The EU’s top diplomat, Federica Mogherini, is appealing to Iran, Russia and Turkey to support a lasting ceasefire to allow aid access and medical evacuations.
Armenian Prime Minister Serzh Sargsyan resigned Monday, caving to pressure after 10 days of protests by tens of thousands opposed to what they viewed as an end-run around the constitution.
As Sargsyan, the nation’s former president, neared the end of his second term – and ran against a mandatory two-term limit for the post – he presided over a constitutional referendum in 2015 that transferred most presidential powers to the role of prime minister, the New York Times reported.
Though he promised last year he would not seek to extend his reign at the head of Armenia’s government by pursuing the prime minister’s chair, his right-wing Republican Party swiftly voted him into the post after his second term as president expired earlier this month.
But Sargsyan and his party misjudged the level of opposition to the maneuver.
“The way that they proceeded was so arrogant that it triggered a rather intense reaction that nobody expected,” the paper quoted Richard Giragosian, the director of a local think tank, as saying.
Outgoing Prime Minister Karen Karapetyan stepped in as acting PM, but some expect snap polls will be needed to resolve the crisis.
Thousands of Nicaraguan protesters are demanding the resignation of President Daniel Ortega, a former leftist guerrilla leader, following a violent crackdown that left at least nine people dead.
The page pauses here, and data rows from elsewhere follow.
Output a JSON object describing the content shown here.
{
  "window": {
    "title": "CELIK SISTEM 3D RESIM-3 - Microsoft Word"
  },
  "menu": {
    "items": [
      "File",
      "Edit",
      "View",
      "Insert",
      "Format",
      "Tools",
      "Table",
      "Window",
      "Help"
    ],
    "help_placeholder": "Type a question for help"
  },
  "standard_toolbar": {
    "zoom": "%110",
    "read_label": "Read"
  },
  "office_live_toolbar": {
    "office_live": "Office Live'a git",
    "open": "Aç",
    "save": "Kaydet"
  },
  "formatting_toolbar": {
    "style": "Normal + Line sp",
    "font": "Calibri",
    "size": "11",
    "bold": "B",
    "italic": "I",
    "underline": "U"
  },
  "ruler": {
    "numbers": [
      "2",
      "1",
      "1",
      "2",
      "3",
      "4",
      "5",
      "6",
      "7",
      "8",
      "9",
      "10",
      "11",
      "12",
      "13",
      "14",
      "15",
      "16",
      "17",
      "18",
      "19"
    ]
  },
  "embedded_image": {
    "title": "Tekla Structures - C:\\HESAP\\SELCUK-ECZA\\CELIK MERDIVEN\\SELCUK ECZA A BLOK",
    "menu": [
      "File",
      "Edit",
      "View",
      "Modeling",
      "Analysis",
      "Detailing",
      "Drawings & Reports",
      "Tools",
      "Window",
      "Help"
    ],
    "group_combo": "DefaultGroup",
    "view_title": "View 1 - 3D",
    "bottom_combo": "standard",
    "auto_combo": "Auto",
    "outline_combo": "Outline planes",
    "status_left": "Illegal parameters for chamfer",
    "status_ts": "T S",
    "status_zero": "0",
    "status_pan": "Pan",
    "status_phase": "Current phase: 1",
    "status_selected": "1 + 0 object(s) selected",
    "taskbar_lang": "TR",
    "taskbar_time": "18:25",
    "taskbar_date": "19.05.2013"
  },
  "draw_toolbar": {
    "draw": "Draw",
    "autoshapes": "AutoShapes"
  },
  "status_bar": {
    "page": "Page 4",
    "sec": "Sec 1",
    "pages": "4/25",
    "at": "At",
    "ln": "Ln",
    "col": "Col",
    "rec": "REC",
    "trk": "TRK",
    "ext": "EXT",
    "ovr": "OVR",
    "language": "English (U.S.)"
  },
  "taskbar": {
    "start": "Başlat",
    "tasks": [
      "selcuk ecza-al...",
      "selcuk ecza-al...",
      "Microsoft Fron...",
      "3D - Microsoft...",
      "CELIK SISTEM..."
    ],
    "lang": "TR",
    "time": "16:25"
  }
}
Demonstrators in the capital city of Managua waved blue and white Nicaraguan flags and chanted “President, get out!” on Monday, but the government refrained from sending in police to disperse them in a bid to avoid further violence, Reuters reported.
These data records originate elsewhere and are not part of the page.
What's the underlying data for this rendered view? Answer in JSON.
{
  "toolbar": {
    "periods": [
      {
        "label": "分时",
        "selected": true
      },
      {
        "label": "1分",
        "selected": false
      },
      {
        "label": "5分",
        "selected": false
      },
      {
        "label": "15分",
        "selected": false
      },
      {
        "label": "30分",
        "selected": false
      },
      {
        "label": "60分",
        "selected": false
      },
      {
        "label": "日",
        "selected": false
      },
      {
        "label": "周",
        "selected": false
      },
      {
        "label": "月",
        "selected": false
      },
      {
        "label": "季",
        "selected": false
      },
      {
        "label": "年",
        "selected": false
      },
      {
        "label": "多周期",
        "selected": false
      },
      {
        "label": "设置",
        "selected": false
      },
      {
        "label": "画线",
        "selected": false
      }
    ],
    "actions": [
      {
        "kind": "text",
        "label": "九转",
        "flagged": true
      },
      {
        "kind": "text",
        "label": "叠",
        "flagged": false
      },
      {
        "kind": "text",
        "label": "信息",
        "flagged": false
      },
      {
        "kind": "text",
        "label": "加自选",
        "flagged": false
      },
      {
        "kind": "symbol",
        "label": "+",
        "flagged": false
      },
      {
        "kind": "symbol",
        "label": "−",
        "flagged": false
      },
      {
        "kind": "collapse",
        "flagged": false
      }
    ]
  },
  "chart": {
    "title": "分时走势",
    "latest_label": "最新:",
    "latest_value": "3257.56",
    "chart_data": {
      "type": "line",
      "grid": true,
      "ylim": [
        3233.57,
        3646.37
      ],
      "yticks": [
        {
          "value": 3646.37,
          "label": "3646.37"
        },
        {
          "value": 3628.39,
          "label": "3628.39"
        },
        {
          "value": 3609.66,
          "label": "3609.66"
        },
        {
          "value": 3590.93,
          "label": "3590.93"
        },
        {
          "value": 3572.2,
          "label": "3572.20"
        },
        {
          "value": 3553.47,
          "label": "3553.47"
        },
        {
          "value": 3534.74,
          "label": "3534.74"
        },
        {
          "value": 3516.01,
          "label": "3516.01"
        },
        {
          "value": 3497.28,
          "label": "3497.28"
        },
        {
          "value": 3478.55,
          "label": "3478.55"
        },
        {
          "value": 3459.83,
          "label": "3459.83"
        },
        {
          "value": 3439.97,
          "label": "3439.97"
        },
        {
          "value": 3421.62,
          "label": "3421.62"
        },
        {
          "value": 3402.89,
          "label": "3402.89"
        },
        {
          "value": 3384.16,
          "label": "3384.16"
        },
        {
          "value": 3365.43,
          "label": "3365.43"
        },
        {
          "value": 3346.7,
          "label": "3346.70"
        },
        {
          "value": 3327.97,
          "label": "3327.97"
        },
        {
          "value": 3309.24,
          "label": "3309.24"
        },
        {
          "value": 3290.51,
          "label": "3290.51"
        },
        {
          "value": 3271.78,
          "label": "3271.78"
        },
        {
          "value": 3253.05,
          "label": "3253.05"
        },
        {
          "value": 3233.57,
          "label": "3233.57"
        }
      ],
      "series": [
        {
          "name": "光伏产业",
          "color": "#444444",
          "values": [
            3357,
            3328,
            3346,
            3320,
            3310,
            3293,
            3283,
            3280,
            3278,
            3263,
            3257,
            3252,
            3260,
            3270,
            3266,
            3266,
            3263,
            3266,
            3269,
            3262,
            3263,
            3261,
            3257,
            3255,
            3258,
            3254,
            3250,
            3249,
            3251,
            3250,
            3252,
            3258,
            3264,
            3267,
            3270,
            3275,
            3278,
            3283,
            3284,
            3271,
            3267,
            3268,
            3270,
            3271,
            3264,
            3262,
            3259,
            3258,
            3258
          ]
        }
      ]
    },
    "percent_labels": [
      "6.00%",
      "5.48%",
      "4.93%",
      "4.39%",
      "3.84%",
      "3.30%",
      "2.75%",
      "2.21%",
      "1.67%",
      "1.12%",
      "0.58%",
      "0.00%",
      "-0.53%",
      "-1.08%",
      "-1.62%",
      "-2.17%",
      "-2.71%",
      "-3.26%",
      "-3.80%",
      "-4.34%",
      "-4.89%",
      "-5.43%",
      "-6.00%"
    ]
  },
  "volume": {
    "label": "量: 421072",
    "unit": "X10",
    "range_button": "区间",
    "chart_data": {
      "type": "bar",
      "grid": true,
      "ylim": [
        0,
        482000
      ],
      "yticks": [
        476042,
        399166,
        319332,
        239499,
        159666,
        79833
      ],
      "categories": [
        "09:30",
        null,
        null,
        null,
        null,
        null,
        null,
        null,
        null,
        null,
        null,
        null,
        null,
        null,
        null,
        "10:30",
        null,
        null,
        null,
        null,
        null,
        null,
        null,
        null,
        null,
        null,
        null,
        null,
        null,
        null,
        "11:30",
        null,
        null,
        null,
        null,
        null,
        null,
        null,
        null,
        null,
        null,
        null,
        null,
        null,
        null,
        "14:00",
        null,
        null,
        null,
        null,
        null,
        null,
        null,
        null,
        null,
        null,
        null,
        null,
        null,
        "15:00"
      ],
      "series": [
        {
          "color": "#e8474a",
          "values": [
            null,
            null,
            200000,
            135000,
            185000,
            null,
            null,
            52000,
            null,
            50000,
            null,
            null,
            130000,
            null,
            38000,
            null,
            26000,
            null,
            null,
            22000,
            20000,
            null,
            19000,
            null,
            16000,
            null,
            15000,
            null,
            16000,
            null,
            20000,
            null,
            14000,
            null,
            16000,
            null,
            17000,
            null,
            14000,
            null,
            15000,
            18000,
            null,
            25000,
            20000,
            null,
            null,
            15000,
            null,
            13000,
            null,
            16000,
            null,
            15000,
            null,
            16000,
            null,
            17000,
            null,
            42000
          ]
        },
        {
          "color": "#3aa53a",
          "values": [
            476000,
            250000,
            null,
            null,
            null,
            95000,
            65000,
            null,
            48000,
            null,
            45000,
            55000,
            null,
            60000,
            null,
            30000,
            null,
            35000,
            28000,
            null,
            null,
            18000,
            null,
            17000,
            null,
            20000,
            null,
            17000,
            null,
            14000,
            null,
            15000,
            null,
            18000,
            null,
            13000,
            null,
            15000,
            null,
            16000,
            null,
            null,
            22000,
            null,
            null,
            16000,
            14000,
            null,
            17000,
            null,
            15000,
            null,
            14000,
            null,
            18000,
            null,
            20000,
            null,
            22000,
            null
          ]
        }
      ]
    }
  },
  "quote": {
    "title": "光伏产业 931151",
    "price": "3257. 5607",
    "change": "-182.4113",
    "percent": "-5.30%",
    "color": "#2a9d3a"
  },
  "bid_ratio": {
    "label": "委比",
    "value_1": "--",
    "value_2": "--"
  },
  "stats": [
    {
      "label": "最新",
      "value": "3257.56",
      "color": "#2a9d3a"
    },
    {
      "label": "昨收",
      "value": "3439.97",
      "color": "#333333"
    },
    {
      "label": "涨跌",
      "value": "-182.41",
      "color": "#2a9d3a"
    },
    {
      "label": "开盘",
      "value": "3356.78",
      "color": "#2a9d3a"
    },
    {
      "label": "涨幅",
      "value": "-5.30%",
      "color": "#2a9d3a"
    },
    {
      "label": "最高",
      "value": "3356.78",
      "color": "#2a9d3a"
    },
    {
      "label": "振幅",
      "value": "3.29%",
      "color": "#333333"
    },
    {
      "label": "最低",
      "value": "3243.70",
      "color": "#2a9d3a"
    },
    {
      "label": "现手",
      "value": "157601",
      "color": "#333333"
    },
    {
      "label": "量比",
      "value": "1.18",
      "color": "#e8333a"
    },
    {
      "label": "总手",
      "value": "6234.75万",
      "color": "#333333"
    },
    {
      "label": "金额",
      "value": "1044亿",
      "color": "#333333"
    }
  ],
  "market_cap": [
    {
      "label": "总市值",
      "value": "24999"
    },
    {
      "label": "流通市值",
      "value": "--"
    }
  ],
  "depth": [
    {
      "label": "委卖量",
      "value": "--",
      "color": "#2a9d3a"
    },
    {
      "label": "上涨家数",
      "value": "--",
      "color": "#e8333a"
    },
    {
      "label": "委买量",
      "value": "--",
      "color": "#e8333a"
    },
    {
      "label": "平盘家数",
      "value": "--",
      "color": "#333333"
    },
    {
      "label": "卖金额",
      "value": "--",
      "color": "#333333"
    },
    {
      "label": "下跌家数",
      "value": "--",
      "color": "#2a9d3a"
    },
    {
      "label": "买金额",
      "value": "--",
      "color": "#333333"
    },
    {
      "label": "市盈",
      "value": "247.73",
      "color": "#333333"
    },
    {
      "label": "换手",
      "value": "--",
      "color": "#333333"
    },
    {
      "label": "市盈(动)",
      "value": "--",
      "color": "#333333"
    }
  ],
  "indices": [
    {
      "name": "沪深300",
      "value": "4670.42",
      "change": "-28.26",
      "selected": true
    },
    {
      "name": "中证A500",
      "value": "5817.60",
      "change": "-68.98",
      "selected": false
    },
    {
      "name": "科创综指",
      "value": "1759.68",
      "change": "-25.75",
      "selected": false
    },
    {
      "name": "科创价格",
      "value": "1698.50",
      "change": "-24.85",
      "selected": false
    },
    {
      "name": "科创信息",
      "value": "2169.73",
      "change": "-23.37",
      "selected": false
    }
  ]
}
On Sunday, a student was shot to death and five others were injured when protesters clashed with police at the Polytechnic University of Nicaragua, the agency quoted Bassett Guido, a Red Cross spokeswoman, as saying. The Red Cross has registered nine deaths since the protests began Wednesday, and attended to 433 injured people.
The protests began in opposition to Ortega’s plans to reform the Central American country’s welfare system. The president has since scrapped the changes. But statements from Ortega and his wife – who critics charge are trying to turn Nicaragua into a dictatorship – have fanned the flames, reported the Los Angeles Times.
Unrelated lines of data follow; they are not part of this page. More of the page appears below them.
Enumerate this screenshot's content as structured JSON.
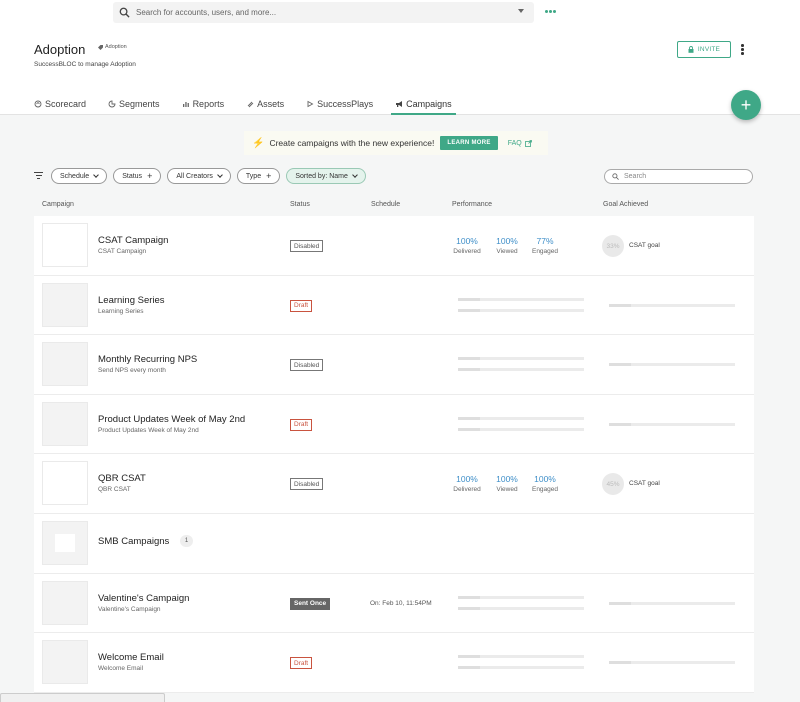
{
  "search_top": {
    "placeholder": "Search for accounts, users, and more..."
  },
  "header": {
    "title": "Adoption",
    "badge": "Adoption",
    "subtitle": "SuccessBLOC to manage Adoption",
    "invite_label": "INVITE"
  },
  "tabs": [
    {
      "label": "Scorecard",
      "icon": "scorecard-icon"
    },
    {
      "label": "Segments",
      "icon": "segments-icon"
    },
    {
      "label": "Reports",
      "icon": "reports-icon"
    },
    {
      "label": "Assets",
      "icon": "assets-icon"
    },
    {
      "label": "SuccessPlays",
      "icon": "play-icon"
    },
    {
      "label": "Campaigns",
      "icon": "megaphone-icon"
    }
  ],
  "fab": {
    "label": "+"
  },
  "banner": {
    "text": "Create campaigns with the new experience!",
    "button": "LEARN MORE",
    "faq": "FAQ"
  },
  "filters": {
    "schedule": "Schedule",
    "status": "Status",
    "creators": "All Creators",
    "type": "Type",
    "sorted": "Sorted by: Name",
    "search_placeholder": "Search"
  },
  "columns": {
    "campaign": "Campaign",
    "status": "Status",
    "schedule": "Schedule",
    "performance": "Performance",
    "goal": "Goal Achieved"
  },
  "rows": [
    {
      "name": "CSAT Campaign",
      "sub": "CSAT Campaign",
      "status": "Disabled",
      "delivered": "100%",
      "viewed": "100%",
      "engaged": "77%",
      "goal_pct": "33%",
      "goal": "CSAT goal"
    },
    {
      "name": "Learning Series",
      "sub": "Learning Series",
      "status": "Draft"
    },
    {
      "name": "Monthly Recurring NPS",
      "sub": "Send NPS every month",
      "status": "Disabled"
    },
    {
      "name": "Product Updates Week of May 2nd",
      "sub": "Product Updates Week of May 2nd",
      "status": "Draft"
    },
    {
      "name": "QBR CSAT",
      "sub": "QBR CSAT",
      "status": "Disabled",
      "delivered": "100%",
      "viewed": "100%",
      "engaged": "100%",
      "goal_pct": "45%",
      "goal": "CSAT goal"
    },
    {
      "name": "SMB Campaigns",
      "count": "1"
    },
    {
      "name": "Valentine's Campaign",
      "sub": "Valentine's Campaign",
      "status": "Sent Once",
      "schedule": "On: Feb 10, 11:54PM"
    },
    {
      "name": "Welcome Email",
      "sub": "Welcome Email",
      "status": "Draft"
    }
  ],
  "perf_labels": {
    "delivered": "Delivered",
    "viewed": "Viewed",
    "engaged": "Engaged"
  },
  "colors": {
    "accent": "#3fa887",
    "perf_value": "#3f8fc9",
    "draft": "#c9533f"
  }
}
Eight Argentine police officers are in hot water after sticking to an alibi akin to the “dog ate my homework” excuse.
Except in this case, the dog was a pack of rodents – and the homework was a large quantity of marijuana.
When more than a half-ton of marijuana mysteriously vanished from a guarded evidence facility in Pilar, Argentina, not far from the capital city of Buenos Aires, the eight officers were dismissed after claiming that mice ate the drugs, the Guardian reported.
During an inspection, officials noticed a shortfall from the amount originally registered – more than six tons of cannabis – and questioned former Police Commissioner Javier Specia, who had originally handled the inventory.
Testifying before a judge, Specia and three of his subordinates claimed that mice had munched on the drugs, a statement that was rebuked by forensic experts in court.
“Buenos Aires University experts have explained that mice wouldn’t mistake the drug for food, and that if a large group of mice had eaten it, a lot of corpses would have been found in the warehouse,” said a spokesperson for Judge Adrian Gonzalez Charvay.
Ingesting marijuana can be toxic to animals since they digest the drug differently from humans, NPR recently reported.
With their alibi debunked, the officers face more questioning next month, when the judge will seek to decide whether the missing evidence resulted from “expedience or negligence.”